STEM interest blossoms at Sheehan

Sheehan students Michael Mansour, Ryan Williams, Liam Williams, and Jon Bertone test the strength of a phone book for the school’s annual STEM Festival. Photos by Laura Drinan

By Laura Drinan
Hometown Weekly Reporter

Sheehan Elementary School students are curious children. They come to school each day with endless questions and ideas, which their teachers do their best to answer. There’s one night a year, though, where all of their curiosities converge into a celebration of science, technology, engineering, and math: the annual Sheehan STEM Festival on April 4.

“It has a long tradition here at Sheehan,” said Liz Campbell, a Sheehan parent who has organized the event for the last five years. “There are a 115 students participating in this year’s event. We just give them an idea and a theme, and they just take it from there. There’s always lots of great creativity.”

Children in grades two through five are invited to participate in the festival. With this year’s theme tasking the students to solve an everyday problem and build a prototype, the children worked individually, in pairs, and in small groups to plan and execute their experiments and inventions.

Some students presented a homemade lip balm and more efficient ways to wash one’s hands (20 seconds with hot water and hand soap proved to be the best). Mia Heppelmann’s experiment entitled “A Salty Situation” addressed the issue of the availability of fresh water in many parts of the world. After multiple attempts to capture the steam from boiled salt water in a cup, Mia’s experiment proved successful.

Parent volunteers greeted the children at their presentation boards and interviewed the students on their work. After hearing about the project, the volunteers also helped to distribute achievement awards, which signified the students’ successful participation in the festival.

“Over the last couple of years, we’ve sort of evolved the program to adopt more of an engineering approach to doing the experiments, so it’s not your typical science fair anymore,” Campbell said. “The kids get really creative about how they approach anything related to science, technology, engineering, and math.

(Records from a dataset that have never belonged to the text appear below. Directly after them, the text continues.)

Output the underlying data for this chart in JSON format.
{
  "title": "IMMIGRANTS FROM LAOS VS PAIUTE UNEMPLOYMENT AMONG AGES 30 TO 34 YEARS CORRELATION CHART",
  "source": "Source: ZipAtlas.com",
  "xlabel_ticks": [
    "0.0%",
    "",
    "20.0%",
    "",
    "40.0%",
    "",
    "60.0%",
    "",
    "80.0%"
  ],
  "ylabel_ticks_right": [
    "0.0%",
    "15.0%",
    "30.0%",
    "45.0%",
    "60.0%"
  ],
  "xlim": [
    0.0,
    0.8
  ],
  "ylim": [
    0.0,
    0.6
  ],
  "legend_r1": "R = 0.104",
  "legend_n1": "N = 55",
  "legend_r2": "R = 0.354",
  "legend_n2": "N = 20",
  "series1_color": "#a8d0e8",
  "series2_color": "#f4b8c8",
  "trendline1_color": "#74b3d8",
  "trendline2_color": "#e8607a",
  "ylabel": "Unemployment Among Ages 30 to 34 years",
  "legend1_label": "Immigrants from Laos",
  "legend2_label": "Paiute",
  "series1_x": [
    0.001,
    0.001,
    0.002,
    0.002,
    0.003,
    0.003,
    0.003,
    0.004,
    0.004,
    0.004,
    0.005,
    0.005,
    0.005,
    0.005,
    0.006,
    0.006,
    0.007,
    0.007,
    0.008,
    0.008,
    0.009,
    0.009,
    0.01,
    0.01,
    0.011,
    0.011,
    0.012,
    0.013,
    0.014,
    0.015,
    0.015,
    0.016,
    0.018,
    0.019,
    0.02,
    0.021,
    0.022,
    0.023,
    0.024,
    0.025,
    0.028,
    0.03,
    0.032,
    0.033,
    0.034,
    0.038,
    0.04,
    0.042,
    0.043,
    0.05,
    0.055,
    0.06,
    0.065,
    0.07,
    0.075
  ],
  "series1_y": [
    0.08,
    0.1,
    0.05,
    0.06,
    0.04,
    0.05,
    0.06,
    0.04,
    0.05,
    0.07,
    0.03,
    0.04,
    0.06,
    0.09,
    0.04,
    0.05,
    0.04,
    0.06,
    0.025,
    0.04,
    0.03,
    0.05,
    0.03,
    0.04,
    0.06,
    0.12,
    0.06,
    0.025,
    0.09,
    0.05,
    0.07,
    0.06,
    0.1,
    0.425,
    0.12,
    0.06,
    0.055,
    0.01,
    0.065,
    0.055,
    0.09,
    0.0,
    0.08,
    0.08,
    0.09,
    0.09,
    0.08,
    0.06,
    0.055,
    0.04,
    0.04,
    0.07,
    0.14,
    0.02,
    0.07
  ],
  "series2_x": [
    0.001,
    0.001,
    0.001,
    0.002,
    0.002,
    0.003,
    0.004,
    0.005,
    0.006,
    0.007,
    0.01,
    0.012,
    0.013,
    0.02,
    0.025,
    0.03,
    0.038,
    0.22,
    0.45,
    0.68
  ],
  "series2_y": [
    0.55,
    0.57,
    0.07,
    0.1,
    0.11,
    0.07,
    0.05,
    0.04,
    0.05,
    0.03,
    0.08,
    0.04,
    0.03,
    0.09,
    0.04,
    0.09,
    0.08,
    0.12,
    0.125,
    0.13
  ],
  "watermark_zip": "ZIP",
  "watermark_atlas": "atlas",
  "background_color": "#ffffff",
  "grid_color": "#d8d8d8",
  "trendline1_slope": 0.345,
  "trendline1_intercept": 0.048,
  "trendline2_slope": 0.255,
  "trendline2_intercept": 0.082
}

Some kids just come up with their own ideas, and it’s great, too.”

Molly Place and Justine Connelly invented the “Guster Buster,” which prevents an umbrella from flipping inside out in windy weather. The two even tested its strength by using a leaf blower to produce intense winds. With clips, rings, and paracord, the two created a successful invention fit for a rainy and windy April.

Students Michael Mansour, Ryan Williams, Liam Williams, and Jon Bertone teamed up to create “Phone Book Friction,” which tested the strength it takes to rip apart bound books. The boys’ experiment attracted many of their peers to the table, where they tried to tear a phone book in two.

“This is true learning,” said Sheehan Elementary Principal Kristen Evans. “The kids are into it, they’re being creative, and practicing inventing things. It’s just great.”